A blot of ink is placed on the grid, completely black with pigment. A random walker is placed on the ink blot, and as it steps it smears the ink on the page. But every step, it loses some color, getting lighter, leaving a fading trail behind it. When the walker steps on any filled cell, running into its own trail, it takes on that color and smears around the ink even more.
This creates chaotic gradients from lighter areas to darker areas as the walker smears ink, steps over itself, and eventually covers the whole page. This creates beautiful and intricate patterns that can be fine-tuned to bring out different styles.
# of Walkers will control how many walkers there are to smear the ink, and more walkers will fill up the grid faster, but affects the overall picture. Selecting Use Suggested will auto-scale with the grid size.

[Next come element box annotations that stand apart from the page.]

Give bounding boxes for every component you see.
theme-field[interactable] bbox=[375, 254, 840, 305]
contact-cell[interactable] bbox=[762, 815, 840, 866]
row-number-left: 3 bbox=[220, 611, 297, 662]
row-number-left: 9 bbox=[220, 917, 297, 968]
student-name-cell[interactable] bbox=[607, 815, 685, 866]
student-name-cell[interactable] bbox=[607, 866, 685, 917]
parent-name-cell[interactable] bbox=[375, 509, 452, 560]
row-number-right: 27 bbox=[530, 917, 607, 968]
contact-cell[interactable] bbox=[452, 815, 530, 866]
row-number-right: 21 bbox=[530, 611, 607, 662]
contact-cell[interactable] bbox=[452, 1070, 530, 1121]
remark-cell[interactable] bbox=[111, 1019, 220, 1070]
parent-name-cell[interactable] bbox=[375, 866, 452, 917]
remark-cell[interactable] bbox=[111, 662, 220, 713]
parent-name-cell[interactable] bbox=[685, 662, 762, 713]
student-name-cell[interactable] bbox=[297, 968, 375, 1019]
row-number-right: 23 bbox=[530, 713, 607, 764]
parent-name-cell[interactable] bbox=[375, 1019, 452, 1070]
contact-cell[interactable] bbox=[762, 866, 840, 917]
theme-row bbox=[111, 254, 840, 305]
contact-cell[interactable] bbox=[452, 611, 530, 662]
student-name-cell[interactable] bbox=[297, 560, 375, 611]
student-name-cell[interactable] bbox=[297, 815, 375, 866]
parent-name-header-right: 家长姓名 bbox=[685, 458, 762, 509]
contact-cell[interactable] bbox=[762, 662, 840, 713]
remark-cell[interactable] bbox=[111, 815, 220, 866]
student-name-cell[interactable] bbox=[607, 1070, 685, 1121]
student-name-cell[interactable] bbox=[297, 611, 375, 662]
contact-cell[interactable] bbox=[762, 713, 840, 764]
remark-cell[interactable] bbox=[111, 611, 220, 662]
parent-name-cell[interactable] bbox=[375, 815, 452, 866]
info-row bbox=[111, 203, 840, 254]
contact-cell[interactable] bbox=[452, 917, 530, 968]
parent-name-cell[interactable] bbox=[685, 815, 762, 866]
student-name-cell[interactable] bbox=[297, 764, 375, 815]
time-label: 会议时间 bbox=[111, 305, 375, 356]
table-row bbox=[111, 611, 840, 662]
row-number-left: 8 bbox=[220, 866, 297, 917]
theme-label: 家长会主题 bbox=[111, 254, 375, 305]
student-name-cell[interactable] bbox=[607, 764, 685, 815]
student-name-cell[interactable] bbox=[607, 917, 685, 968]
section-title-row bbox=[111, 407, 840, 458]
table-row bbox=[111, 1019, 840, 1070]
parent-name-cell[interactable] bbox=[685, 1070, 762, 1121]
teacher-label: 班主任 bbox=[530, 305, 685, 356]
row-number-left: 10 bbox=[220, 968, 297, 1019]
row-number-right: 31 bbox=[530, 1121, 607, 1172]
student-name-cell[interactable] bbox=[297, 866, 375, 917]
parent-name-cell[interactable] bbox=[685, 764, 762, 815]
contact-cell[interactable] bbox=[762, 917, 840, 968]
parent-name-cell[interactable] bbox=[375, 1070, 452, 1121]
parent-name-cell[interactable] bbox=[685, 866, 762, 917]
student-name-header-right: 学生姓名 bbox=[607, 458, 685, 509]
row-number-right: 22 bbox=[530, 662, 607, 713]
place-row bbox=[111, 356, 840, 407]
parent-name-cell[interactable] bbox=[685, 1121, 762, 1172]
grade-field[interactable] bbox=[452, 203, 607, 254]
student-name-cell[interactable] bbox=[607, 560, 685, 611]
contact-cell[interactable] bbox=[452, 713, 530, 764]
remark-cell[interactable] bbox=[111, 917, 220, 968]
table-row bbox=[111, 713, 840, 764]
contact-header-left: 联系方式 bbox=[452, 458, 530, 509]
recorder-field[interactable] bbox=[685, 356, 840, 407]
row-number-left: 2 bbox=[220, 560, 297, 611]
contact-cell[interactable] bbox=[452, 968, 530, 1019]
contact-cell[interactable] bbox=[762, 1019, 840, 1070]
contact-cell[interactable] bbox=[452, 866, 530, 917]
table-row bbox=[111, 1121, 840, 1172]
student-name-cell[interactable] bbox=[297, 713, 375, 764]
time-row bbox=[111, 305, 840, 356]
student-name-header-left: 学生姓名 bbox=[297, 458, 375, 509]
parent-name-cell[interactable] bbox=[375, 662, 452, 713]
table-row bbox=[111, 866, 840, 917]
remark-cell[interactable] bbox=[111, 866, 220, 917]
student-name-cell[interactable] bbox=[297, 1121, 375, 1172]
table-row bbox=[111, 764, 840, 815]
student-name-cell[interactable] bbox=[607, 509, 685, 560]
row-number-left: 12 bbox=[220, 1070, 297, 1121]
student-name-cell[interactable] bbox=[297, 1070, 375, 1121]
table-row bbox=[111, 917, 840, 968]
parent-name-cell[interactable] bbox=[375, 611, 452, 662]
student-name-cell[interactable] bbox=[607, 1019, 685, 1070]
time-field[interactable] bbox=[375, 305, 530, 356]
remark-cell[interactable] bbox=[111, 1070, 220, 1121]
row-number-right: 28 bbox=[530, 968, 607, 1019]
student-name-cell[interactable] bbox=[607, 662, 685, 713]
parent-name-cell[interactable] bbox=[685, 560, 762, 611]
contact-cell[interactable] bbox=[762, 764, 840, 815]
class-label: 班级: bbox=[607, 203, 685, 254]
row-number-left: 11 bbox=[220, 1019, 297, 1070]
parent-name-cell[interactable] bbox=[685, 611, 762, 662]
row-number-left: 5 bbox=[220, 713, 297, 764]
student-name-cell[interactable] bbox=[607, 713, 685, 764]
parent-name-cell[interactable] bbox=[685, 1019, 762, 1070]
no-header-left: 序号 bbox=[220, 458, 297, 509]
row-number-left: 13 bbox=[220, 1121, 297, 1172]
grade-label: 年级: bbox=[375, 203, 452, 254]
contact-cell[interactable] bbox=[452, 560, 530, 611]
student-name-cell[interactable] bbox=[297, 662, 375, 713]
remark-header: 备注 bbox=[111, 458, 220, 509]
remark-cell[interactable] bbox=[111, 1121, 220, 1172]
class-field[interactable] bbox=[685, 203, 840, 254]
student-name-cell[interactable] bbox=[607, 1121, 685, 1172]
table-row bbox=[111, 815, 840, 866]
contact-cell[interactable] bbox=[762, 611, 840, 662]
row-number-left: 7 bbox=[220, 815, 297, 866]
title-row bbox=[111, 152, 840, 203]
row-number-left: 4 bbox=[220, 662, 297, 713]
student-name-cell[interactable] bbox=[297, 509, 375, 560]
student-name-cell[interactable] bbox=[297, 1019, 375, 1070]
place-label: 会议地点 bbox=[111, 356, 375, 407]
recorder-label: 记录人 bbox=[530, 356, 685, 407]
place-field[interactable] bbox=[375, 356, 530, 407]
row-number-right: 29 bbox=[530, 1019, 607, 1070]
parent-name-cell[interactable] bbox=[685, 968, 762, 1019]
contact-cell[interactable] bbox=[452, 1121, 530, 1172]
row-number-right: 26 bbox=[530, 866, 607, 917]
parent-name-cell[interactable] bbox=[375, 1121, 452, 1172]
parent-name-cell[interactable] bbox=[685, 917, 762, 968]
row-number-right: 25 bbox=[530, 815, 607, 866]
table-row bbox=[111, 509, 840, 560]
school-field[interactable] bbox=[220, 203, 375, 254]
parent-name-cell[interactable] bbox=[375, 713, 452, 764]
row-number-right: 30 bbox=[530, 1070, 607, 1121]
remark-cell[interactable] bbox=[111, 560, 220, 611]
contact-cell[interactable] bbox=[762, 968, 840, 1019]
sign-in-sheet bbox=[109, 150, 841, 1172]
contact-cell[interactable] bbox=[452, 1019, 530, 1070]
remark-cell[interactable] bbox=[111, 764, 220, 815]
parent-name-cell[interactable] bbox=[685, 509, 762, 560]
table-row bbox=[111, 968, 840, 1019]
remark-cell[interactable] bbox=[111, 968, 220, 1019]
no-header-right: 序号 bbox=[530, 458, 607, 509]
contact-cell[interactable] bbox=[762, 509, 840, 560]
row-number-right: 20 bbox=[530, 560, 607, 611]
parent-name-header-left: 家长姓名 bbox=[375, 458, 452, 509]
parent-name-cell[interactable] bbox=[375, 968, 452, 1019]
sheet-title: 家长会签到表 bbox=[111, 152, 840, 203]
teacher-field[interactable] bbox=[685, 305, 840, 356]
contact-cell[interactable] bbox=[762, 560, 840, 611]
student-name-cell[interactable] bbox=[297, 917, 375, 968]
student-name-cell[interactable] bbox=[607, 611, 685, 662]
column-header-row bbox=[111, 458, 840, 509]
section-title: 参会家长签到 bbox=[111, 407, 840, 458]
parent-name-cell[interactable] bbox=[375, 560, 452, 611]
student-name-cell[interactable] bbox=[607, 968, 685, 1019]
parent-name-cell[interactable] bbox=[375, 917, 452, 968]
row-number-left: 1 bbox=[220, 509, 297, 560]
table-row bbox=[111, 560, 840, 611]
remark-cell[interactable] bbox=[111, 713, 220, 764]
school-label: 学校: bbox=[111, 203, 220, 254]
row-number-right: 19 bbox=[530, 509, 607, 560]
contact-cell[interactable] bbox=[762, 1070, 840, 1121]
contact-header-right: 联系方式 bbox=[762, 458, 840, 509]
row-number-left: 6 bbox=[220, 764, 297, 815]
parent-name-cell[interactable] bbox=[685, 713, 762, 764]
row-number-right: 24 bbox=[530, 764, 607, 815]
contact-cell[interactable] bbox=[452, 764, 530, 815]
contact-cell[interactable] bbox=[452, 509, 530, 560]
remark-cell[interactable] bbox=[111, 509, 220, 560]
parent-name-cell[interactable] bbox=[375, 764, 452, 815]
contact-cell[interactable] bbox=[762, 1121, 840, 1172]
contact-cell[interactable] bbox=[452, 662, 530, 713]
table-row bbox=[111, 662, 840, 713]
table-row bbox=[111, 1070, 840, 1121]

# of Ink Blots, similarly, controls how many full-black cells (drops of ink) there are at the beginning, giving more pools of dark color for the walkers to smear. Selecting Keep Blots < Walkers reduces random black specks. If there are more blots than walkers, some black cells might be avoided and break up the smoothness of the gradient.
Adjust to Pure White will make the brightest color (even if it is light gray) be drawn as white, and all other colors will scale respectively, making the image have maximal contrast.
Color Falloff Rate controls how quickly the walker loses color as its trail fades. Higher values means the walker loses ink faster. Going above 100% means the entire canvas might not end up colored.
Min Walker Color affects the lightest pigment the walker can spread. If it is 0%, the walker can lose all color, needing to re-dip into ink. If it is higher, the walker can never go lighter than that color.
Only Take On Darker Colors means that the walker will not change color if it steps on an area with lighter ink. E.g., a dark-gray walker steps on a nearly-white square, and it will remain dark-gray if this is selected, but it will become nearly-white if this is unselected.
Turn Change controls how likely the walker is to choose a new direction every step.
"Step Twice" Chance controls how likely the walker is to take two steps before drawing its color, which can allow the walker to skip squares instead of making a perfectly connected trail.
Movement Pattern controls how the walker moves, if Allow Diagonal Steps is turned on. "X% Diag" and "X% Orthog" is the percentage of steps that will be diagonal versus up/down/left/right.